As Artificial intelligence gets more widely adopted, the importance of having explainable models increases manifold. The human mind has relied on these systems to be responsible for making major decisions and now feels the need to be able to communicate what the decision is, how it was made and why did the AI do what it did.
Artificial Intelligence technologies are already used to rank your search results or suggest videos to watch on YouTube or smart replies on email and so on. AI algorithms are used in security for facial recognition or behaviour analysis, in medicine to identify tumours, into financial lending to identify if you will be able to repay a loan if sanctioned. But creators of these algorithms are may get prejudiced or get fumbled up explaining how it works. AI often relies on skewed programme logic, poor data sources and even developer biases which mean that the systems can easily get into the maze of human prejudices. There have been allegations that mortgage reviewing bots have become racist while when some algorithms learn that if the only people seeing and clicking on adverts on gadgets are men, then those adverts will only be shown to them, biases isn’t it!
Why is Explainable AI So Hard to Explain?
AI models are inbuilt so complex that it becomes very hard to describe what is being done; why, when and where. When AI is deployed making decisions more complicated and more accurate thus harder to explain the rationality behind them in real-terms.

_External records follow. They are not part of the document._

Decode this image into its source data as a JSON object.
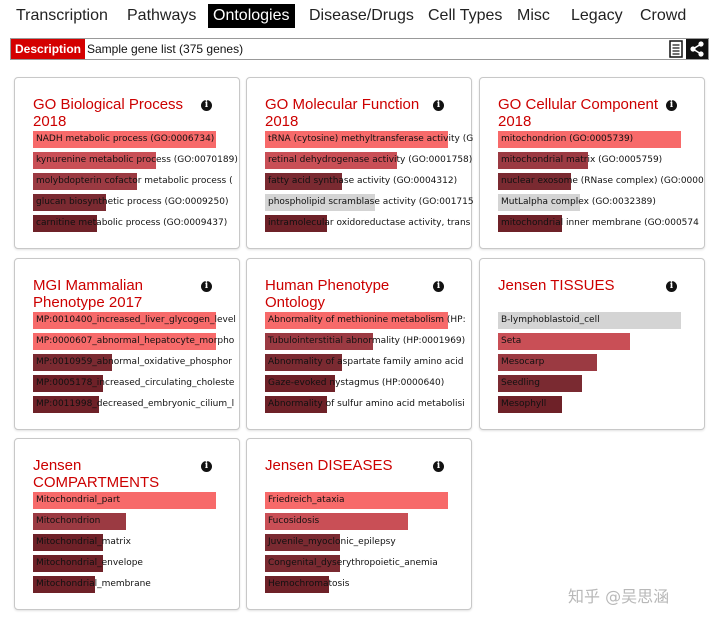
{
  "nav": {
    "items": [
      "Transcription",
      "Pathways",
      "Ontologies",
      "Disease/Drugs",
      "Cell Types",
      "Misc",
      "Legacy",
      "Crowd"
    ],
    "active": "Ontologies"
  },
  "description": {
    "label": "Description",
    "text": "Sample gene list (375 genes)",
    "doc_icon": "document-icon",
    "share_icon": "share-icon"
  },
  "colors": {
    "accent": "#d40000",
    "bar_strong": "#f76a6a",
    "bar_mid": "#c94f56",
    "bar_dark": "#7a2a31",
    "bar_darker": "#6e2128",
    "bar_gray": "#d4d4d4"
  },
  "cards": [
    {
      "title": "GO Biological Process 2018",
      "items": [
        {
          "label": "NADH metabolic process (GO:0006734)",
          "score": 1.0,
          "color": "#f76a6a"
        },
        {
          "label": "kynurenine metabolic process (GO:0070189)",
          "score": 0.67,
          "color": "#c94f56"
        },
        {
          "label": "molybdopterin cofactor metabolic process (",
          "score": 0.57,
          "color": "#9b3a42"
        },
        {
          "label": "glucan biosynthetic process (GO:0009250)",
          "score": 0.4,
          "color": "#7a2a31"
        },
        {
          "label": "carnitine metabolic process (GO:0009437)",
          "score": 0.35,
          "color": "#6e2128"
        }
      ]
    },
    {
      "title": "GO Molecular Function 2018",
      "items": [
        {
          "label": "tRNA (cytosine) methyltransferase activity (G",
          "score": 1.0,
          "color": "#f76a6a"
        },
        {
          "label": "retinal dehydrogenase activity (GO:0001758)",
          "score": 0.72,
          "color": "#c94f56"
        },
        {
          "label": "fatty acid synthase activity (GO:0004312)",
          "score": 0.42,
          "color": "#7a2a31"
        },
        {
          "label": "phospholipid scramblase activity (GO:001715",
          "score": 0.6,
          "color": "#d4d4d4"
        },
        {
          "label": "intramolecular oxidoreductase activity, trans",
          "score": 0.34,
          "color": "#6e2128"
        }
      ]
    },
    {
      "title": "GO Cellular Component 2018",
      "items": [
        {
          "label": "mitochondrion (GO:0005739)",
          "score": 1.0,
          "color": "#f76a6a"
        },
        {
          "label": "mitochondrial matrix (GO:0005759)",
          "score": 0.49,
          "color": "#9b3a42"
        },
        {
          "label": "nuclear exosome (RNase complex) (GO:0000",
          "score": 0.4,
          "color": "#7a2a31"
        },
        {
          "label": "MutLalpha complex (GO:0032389)",
          "score": 0.45,
          "color": "#d4d4d4"
        },
        {
          "label": "mitochondrial inner membrane (GO:000574",
          "score": 0.35,
          "color": "#6e2128"
        }
      ]
    },
    {
      "title": "MGI Mammalian Phenotype 2017",
      "items": [
        {
          "label": "MP:0010400_increased_liver_glycogen_level",
          "score": 1.0,
          "color": "#f76a6a"
        },
        {
          "label": "MP:0000607_abnormal_hepatocyte_morpho",
          "score": 1.0,
          "color": "#f76a6a"
        },
        {
          "label": "MP:0010959_abnormal_oxidative_phosphor",
          "score": 0.43,
          "color": "#7a2a31"
        },
        {
          "label": "MP:0005178_increased_circulating_choleste",
          "score": 0.38,
          "color": "#6e2128"
        },
        {
          "label": "MP:0011998_decreased_embryonic_cilium_l",
          "score": 0.36,
          "color": "#6e2128"
        }
      ]
    },
    {
      "title": "Human Phenotype Ontology",
      "items": [
        {
          "label": "Abnormality of methionine metabolism (HP:",
          "score": 1.0,
          "color": "#f76a6a"
        },
        {
          "label": "Tubulointerstitial abnormality (HP:0001969)",
          "score": 0.59,
          "color": "#9b3a42"
        },
        {
          "label": "Abnormality of aspartate family amino acid",
          "score": 0.42,
          "color": "#7a2a31"
        },
        {
          "label": "Gaze-evoked nystagmus (HP:0000640)",
          "score": 0.38,
          "color": "#6e2128"
        },
        {
          "label": "Abnormality of sulfur amino acid metabolisi",
          "score": 0.34,
          "color": "#6e2128"
        }
      ]
    },
    {
      "title": "Jensen TISSUES",
      "items": [
        {
          "label": "B-lymphoblastoid_cell",
          "score": 1.0,
          "color": "#d4d4d4"
        },
        {
          "label": "Seta",
          "score": 0.72,
          "color": "#c94f56"
        },
        {
          "label": "Mesocarp",
          "score": 0.54,
          "color": "#9b3a42"
        },
        {
          "label": "Seedling",
          "score": 0.46,
          "color": "#7a2a31"
        },
        {
          "label": "Mesophyll",
          "score": 0.35,
          "color": "#6e2128"
        }
      ]
    },
    {
      "title": "Jensen COMPARTMENTS",
      "items": [
        {
          "label": "Mitochondrial_part",
          "score": 1.0,
          "color": "#f76a6a"
        },
        {
          "label": "Mitochondrion",
          "score": 0.51,
          "color": "#9b3a42"
        },
        {
          "label": "Mitochondrial_matrix",
          "score": 0.38,
          "color": "#6e2128"
        },
        {
          "label": "Mitochondrial_envelope",
          "score": 0.38,
          "color": "#6e2128"
        },
        {
          "label": "Mitochondrial_membrane",
          "score": 0.34,
          "color": "#6e2128"
        }
      ]
    },
    {
      "title": "Jensen DISEASES",
      "items": [
        {
          "label": "Friedreich_ataxia",
          "score": 1.0,
          "color": "#f76a6a"
        },
        {
          "label": "Fucosidosis",
          "score": 0.78,
          "color": "#c94f56"
        },
        {
          "label": "Juvenile_myoclonic_epilepsy",
          "score": 0.41,
          "color": "#7a2a31"
        },
        {
          "label": "Congenital_dyserythropoietic_anemia",
          "score": 0.41,
          "color": "#7a2a31"
        },
        {
          "label": "Hemochromatosis",
          "score": 0.35,
          "color": "#6e2128"
        }
      ]
    }
  ],
  "watermark": "知乎 @吴思涵"
}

Of the two types of AI, supervised is often mathematically driven, and explicitly programmed to be predictable and the second one, unsupervised learning is focused on using deep-learning; on an attempt to mimic the human brain. Unsupervised learning is fed on data and is expected to learn on its own which makes it nonlinear and chaotic, making it impossible to predict outputs ahead of time. However, the good news is that experts are working on ways and tools to assist with the generalised explanations and make AI, in both cases, more understandable.
The Magic Inside the Black Box
How does machine learning and data mining use knowledge to explain how algorithms make decisions? Professors at the Carnegie Mellon University have worked on a successful anomaly detection model that will comb through transactions on reports and flag items that seem out of place for further investigations. Anomaly detection can be applied to many domains and in some cases directly impact people’s lives, such as alert a social worker when a report of child abuse significantly outlines from the others, or when data from emergency rooms may point to a potential disease outbreak.
Professors at the Carnegie Mellon University have identified fraudulent users and fabricated reviews on sites like Yelp and TripAdvisor, but it is not always enough to know that an anomaly exists, as humans who use the results of detection models must understand what the anomaly means.
Anomaly Detection and Investigation
If the algorithm can let the user know about a potential error or suspicious activity and explain why it thinks that, and how the anomalies stand out, the human analyst can make a note and look into it.
Explanations are essential for anomaly detection scenarios, which cannot be fully automated and require a human mind for verification. However, explanations may bring up issues with the detection algorithm, by exposing reliance on undesirable or unexpected clues for detection purposes like claiming terrorist activity based on someone’s nationality or biometric data. Many algorithms exist in black boxes, which points that the human mind knows what the outcome of a problem is but not necessarily how it reached that determination.
Anomaly detection could be useful for reducing false positives and false negatives. Further, it may also give an insight into why an algorithm took a specific action or not went for an alternate action in contrast to what the human mind would have thought to taken with the same input at disposal.
Understanding the Black Box may be helpful to customers like for instance a mortgage application is marked for rejection by an algorithm, the consumer can be given useful information about what went wrong and what additional requirements are needed for a successful outcome.
The concept of explainable AI is both possible and desirable. Reaching to clearer explanation frameworks for algorithms will provide the users and customers with better information, and could improve trust in these disruptive technologies over time.